Masih menurut Safri, tanah lapangan sepak bola desa Tejo, adalah jelas-jelas tanah milik asset desa Tejo, karena didapatkan dari membeli bukan tukar guling. Tapi kok bisa-bisanya Kepala desa Tejo, melepaskan TKD tanpa persetujuan Bupati. “Ini Kepala desanya yang ngawur. harus diseret keranah hukum. Yang lebih parah lagi pelepasan tanah asset desa untuk dijual kaplingan. Dan tanah kaplinganyapun dijual ke masyarakat secara bodong (tanpa mengantongi izin) .” Tegas Safri.
Perlu diketahui bersama dalam Pasal 15 Permendagri No : 4 tahun 2007, dalam hal tanah TKD tidak boleh dilakukan pelepasan hak kepemilikan kepada pihak lain, kecuali untuk kepentingan umum. Dan pelepasan pun bisa dilakukan setelah mendapat ganti rugi sesuai harga yang menguntungkan desa dengan memperhatikan harga pasar dan Nilai Jual Objek Pajak (NJOP).
Dan Pelepasan hak kepemilikan tanah desa ditetapkan dengan Keputusan Kepala Desa. Keputusan Kepala Desa sebagaimana diterbitkan setelah mendapat persetujuan BPD dan mendapat ijin tertulis dari Bupati/Walikota dan Gubernur. Hal ini juga ditegaskan dalam dalam Pasal 32 sampai 45 dalam Peraturan Mendagri No 1 Tahun 2016.

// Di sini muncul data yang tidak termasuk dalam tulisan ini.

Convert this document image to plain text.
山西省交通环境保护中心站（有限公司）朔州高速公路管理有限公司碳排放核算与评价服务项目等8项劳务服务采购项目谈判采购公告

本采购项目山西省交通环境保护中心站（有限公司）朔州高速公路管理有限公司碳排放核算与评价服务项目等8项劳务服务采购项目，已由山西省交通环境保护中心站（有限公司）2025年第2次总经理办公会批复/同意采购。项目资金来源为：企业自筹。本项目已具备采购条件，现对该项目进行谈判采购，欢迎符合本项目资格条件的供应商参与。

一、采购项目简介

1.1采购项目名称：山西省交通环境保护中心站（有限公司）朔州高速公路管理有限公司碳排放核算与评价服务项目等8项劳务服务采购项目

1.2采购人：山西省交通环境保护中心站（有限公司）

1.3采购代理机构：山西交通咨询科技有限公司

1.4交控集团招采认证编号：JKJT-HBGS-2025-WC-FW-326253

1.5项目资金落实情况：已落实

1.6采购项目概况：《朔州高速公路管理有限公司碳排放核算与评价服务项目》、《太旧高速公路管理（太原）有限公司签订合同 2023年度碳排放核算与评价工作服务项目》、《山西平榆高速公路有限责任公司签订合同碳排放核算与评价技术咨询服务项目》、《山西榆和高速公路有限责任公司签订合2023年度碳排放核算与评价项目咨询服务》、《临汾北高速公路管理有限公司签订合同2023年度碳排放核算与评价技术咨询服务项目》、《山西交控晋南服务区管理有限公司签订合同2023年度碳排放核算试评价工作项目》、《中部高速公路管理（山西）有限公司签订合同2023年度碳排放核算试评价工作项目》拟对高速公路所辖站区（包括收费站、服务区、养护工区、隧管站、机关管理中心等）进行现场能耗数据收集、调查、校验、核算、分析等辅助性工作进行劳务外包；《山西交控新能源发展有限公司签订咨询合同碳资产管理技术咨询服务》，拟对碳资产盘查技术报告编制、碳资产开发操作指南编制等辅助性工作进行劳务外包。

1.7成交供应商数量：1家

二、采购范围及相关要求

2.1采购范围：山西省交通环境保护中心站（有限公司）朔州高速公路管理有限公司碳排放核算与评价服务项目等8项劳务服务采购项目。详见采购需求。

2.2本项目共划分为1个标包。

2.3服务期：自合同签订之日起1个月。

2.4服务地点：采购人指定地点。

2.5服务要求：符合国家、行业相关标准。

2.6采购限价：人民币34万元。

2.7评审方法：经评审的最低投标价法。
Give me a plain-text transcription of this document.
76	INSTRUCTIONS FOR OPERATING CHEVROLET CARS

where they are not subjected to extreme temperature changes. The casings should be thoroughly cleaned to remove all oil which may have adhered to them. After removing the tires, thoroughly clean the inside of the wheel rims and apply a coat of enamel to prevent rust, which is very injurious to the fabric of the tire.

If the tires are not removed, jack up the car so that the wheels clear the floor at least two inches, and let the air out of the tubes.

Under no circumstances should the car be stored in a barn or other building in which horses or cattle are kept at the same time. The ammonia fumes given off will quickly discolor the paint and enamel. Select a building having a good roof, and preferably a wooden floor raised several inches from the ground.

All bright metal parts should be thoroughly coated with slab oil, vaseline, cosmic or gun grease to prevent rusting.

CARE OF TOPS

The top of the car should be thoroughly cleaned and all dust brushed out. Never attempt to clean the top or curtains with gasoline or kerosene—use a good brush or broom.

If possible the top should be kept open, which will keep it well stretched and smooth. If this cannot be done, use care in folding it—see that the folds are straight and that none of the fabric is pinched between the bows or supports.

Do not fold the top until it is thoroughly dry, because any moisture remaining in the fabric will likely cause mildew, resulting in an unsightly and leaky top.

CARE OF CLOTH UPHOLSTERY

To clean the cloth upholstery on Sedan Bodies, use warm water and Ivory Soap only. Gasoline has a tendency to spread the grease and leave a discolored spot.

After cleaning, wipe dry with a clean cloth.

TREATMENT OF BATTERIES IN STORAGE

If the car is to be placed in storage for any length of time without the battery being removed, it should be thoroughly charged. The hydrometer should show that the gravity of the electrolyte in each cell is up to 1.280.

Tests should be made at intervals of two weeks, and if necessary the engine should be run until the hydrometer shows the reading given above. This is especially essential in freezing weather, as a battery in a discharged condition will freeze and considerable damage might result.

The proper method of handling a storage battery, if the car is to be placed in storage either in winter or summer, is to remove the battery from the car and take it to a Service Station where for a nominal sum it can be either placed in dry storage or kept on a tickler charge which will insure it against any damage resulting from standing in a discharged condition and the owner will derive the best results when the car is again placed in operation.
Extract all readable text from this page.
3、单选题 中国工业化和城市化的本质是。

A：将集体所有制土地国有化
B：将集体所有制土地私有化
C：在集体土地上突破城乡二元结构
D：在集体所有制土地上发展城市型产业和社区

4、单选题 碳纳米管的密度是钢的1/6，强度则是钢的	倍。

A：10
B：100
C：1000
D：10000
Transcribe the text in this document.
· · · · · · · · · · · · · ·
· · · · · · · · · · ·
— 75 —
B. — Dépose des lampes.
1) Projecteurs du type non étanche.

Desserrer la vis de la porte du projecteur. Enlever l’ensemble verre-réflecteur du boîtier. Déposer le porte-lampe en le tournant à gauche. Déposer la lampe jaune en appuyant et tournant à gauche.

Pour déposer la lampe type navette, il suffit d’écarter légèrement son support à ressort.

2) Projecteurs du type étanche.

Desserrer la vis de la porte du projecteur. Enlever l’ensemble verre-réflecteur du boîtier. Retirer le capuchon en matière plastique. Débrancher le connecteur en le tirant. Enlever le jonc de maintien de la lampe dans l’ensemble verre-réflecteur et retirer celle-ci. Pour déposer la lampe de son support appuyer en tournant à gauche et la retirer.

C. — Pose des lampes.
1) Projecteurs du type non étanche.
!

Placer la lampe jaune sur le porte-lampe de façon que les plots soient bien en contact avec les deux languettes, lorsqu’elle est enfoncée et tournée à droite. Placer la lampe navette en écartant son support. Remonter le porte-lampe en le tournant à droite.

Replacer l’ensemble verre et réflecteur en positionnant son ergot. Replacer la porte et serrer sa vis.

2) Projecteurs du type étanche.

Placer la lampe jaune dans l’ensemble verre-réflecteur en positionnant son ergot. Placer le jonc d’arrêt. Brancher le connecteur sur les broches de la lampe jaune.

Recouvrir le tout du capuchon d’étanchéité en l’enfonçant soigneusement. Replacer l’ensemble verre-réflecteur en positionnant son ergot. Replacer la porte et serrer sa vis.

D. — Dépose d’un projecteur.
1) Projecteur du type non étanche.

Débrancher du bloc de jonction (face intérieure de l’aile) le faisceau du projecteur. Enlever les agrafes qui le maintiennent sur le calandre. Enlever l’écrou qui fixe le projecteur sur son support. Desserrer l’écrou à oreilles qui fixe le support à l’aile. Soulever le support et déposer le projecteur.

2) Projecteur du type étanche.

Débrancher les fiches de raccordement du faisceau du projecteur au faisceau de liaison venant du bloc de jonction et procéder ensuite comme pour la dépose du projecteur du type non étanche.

“Lalu pelepasan TKD (lapangan bola kaki) desa Tejo, yang digunakan untuk kepentingan pribadi, yaitu jadi tanah kaplingan. Itu mengacu keaturan yang mana. Jadi kadesnya Ngawur, kami berharap Kades dan orang-orang yang terlibat itu harus ditangkap. Kalau dibiarkan bisa-bisa mereka jual kantor desa.” Tegas Safri. (rin/yan)
Bagaimana desa Tejo bisa maju kalau lurahnya saja NGAWUR!!